Defense chief: Group’s reported bid to gather IDF secrets ‘treason’
Ya’alon draws opposition anger after saying Breaking the Silence could have committed treason if it collected and distributed classified army operational material

Defense Minister Moshe Ya’alon said Monday a left-wing group of army veterans accused of collecting and distributing abroad information about IDF operations could be guilty of treason if suspicions raised against them last week are found to be true.
Ya’alon was commenting on allegations leveled against Breaking the Silence saying that when soldiers came to testify on rights violations, they tried to mine them for operational secrets. The group emphatically denied it held any state secrets.
“Operational secrets — if use is made of that information abroad, then yes, that is treason,” Ya’alon said while speaking to students at the Kfar Blum high school in the north of the country. “If they keep it to themselves, then it also is.”
Earlier this month Ya’alon instructed the army to open an investigation after a Channel 2 television report on Breaking the Silence claimed that the organization was actively seeking potentially classified information about the Israeli military’s tactics and operations.
“I didn’t say they should be shut up, I didn’t say make them illegal,” Ya’alon clarified. “I said to check if use of military secret material was made in ways that are prohibited. The investigation has been opened and we will see where it leads to.”
Ya’alon also warned that if IDF soldiers made use of any classified information they were exposed to during their service or passed it on to unauthorized people that is also an offense.
In response, Breaking the Silence said it “doesn’t hold any state secrets and Ya’alon is the first to know that.”
“The citizens of Israel expect their defense minister to give them and their children security and not false and pathetic political incitement,” the group said.
The self-styled whistleblower group dedicated to exposing alleged Israel Defense Forces’ human rights abuses in the Palestinian territories through the testimonies of former combat veterans has come under fire from Ya’alon and other Israeli officials in the past over its foreign funding sources.

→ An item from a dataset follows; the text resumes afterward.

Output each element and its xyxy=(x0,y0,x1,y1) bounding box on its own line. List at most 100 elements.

“If you are worried about the morality of the IDF, if you are worried about the way we operate, why do you go and talk about it abroad? That means there is a political agenda here,” Ya’alon said.

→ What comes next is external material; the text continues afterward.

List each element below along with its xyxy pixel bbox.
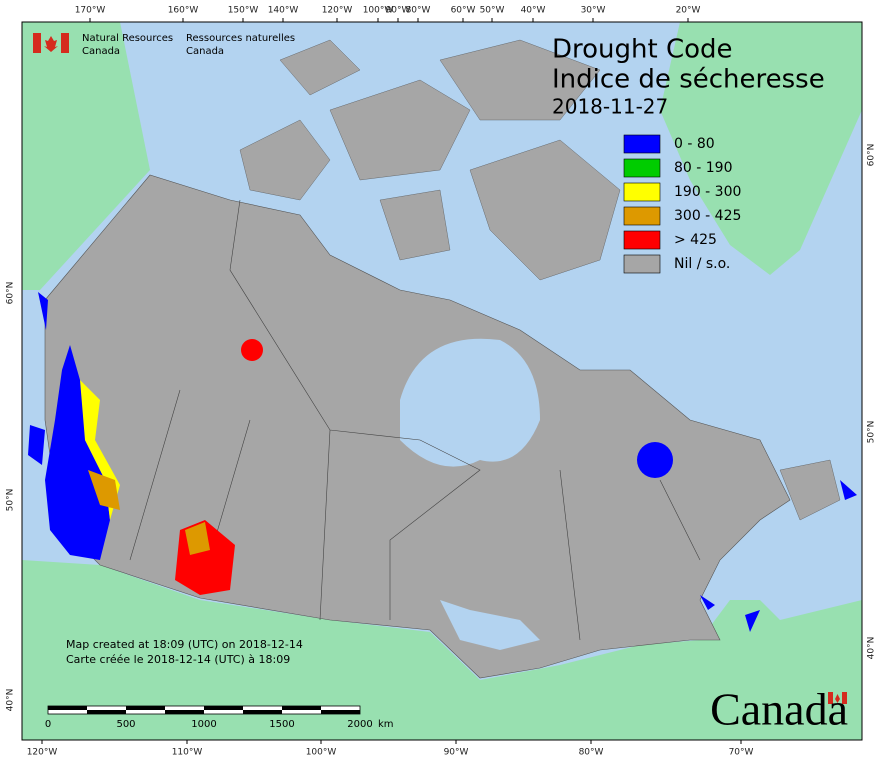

Opposition lawmakers sharply criticized Ya’alon for labeling Breaking the Silence’s actions as “treason” — a term taboo in Israel since it was used by opponents of assassinated prime minister Yitzhak Rabin in the months before he was shot to death by a Jewish extremist.
“We are all united in the campaign against terror, but I suggest that politicians be careful in their choice of words and in the use of the words ‘treason’ and ‘traitors’ — even when we are deeply opposed to their methods — and to leave that to the Israeli justice system to decide and delineate,” MK Tzipi Livni (Zionist Union) said. “We have already seen the price that Israeli society paid for the use of those words.”

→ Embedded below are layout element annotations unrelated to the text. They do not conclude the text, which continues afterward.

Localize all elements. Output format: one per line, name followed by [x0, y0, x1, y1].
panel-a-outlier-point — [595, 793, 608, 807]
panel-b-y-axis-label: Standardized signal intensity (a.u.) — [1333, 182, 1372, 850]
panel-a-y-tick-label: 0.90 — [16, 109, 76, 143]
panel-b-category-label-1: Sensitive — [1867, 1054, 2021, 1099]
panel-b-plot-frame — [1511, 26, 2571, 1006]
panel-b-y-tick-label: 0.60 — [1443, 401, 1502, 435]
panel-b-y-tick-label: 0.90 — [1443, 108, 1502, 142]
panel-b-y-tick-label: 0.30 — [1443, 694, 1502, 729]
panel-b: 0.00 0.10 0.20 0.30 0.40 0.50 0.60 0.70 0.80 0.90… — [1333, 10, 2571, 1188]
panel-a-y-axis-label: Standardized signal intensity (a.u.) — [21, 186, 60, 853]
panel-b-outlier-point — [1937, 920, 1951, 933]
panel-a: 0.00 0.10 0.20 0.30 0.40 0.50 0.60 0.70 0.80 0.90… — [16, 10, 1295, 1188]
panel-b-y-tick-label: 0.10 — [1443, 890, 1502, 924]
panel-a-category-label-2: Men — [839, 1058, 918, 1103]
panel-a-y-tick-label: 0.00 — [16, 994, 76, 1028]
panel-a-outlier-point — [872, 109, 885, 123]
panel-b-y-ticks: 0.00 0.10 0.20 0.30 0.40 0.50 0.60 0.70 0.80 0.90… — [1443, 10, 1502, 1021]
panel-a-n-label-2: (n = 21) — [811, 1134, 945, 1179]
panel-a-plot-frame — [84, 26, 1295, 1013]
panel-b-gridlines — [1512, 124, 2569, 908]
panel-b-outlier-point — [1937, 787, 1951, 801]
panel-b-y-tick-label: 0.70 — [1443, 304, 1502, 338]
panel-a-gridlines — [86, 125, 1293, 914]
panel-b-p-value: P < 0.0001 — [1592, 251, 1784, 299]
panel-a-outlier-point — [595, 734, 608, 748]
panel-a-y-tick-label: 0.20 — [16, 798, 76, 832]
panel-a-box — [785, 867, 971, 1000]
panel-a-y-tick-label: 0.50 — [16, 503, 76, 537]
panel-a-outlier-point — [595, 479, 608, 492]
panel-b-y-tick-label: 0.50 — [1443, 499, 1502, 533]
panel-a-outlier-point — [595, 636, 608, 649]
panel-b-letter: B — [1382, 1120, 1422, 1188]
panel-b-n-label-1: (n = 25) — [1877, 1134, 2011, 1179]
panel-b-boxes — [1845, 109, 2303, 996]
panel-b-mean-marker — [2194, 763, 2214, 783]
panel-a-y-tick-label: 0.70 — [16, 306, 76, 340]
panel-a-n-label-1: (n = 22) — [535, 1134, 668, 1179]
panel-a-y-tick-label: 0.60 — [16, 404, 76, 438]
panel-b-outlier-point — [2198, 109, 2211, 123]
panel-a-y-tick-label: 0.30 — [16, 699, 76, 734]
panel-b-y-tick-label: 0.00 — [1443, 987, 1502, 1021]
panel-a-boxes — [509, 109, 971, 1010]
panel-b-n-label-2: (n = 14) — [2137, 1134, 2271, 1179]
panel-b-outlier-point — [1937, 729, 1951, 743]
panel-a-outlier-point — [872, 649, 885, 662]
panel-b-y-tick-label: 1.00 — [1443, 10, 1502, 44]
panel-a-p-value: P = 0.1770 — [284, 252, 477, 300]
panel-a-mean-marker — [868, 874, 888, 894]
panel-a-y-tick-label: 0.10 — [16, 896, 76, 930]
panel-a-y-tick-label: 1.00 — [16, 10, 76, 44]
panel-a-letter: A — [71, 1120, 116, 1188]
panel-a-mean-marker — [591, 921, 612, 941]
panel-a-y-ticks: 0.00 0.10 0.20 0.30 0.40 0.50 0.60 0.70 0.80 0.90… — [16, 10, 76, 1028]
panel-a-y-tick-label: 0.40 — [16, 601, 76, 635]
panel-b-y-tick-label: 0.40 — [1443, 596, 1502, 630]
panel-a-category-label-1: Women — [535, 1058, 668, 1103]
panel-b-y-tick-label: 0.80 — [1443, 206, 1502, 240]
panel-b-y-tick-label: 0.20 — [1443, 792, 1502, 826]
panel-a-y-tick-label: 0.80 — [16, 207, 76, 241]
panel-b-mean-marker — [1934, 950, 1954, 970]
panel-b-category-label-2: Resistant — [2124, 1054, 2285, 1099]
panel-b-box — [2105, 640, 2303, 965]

Chairman of the Joint (Arab) List MK Ayman Odeh accused Ya’alon of a fascist attitude toward the group.
“The witch hunt around Breaking the Silence is another example of the fascist madness spreading across the country,” he wrote in a statement. “The prime minister and his ministers are afraid of any criticism of the occupation policy, whether it is said here or abroad. The fear of criticism drives them out of their minds and they continue to lead the hatred and incitement against more and more of the public.”
In a post to her Twitter account, opposition lawmaker MK Tamar Zandberg of the dovish Meretz party said Ya’alon’s use of the term “treason” had endangered members of Breaking the Silence.
“I am concerned for the safety of the people of Breaking the Silence and the inciting ministers will not be able to claim innocence if God forbid there is violence,” she wrote.
The Channel 2 report was based on hidden camera footage collected by the right-wing Ad Kan organization, which seeks to expose what it says are illegitimate actions of human rights groups.
Ad Kan documented a meeting between members of Breaking the Silence and one of its undercover activists, who was posing as a released combat soldier interested in giving testimony.
The NGO interviewed him on his military service and many of the questions directed at the man were of a tactical nature, touching on such subjects as troop deployment, operational methods and mission procedures.
A second undercover video Channel 2 obtained from the Ad Kan organization was filmed at a West Bank demonstration. In the video, one member of Breaking the Silence appears to say that when she was drafted into the military, she was coordinating with Breaking the Silence and had the express intention of collecting information for the group.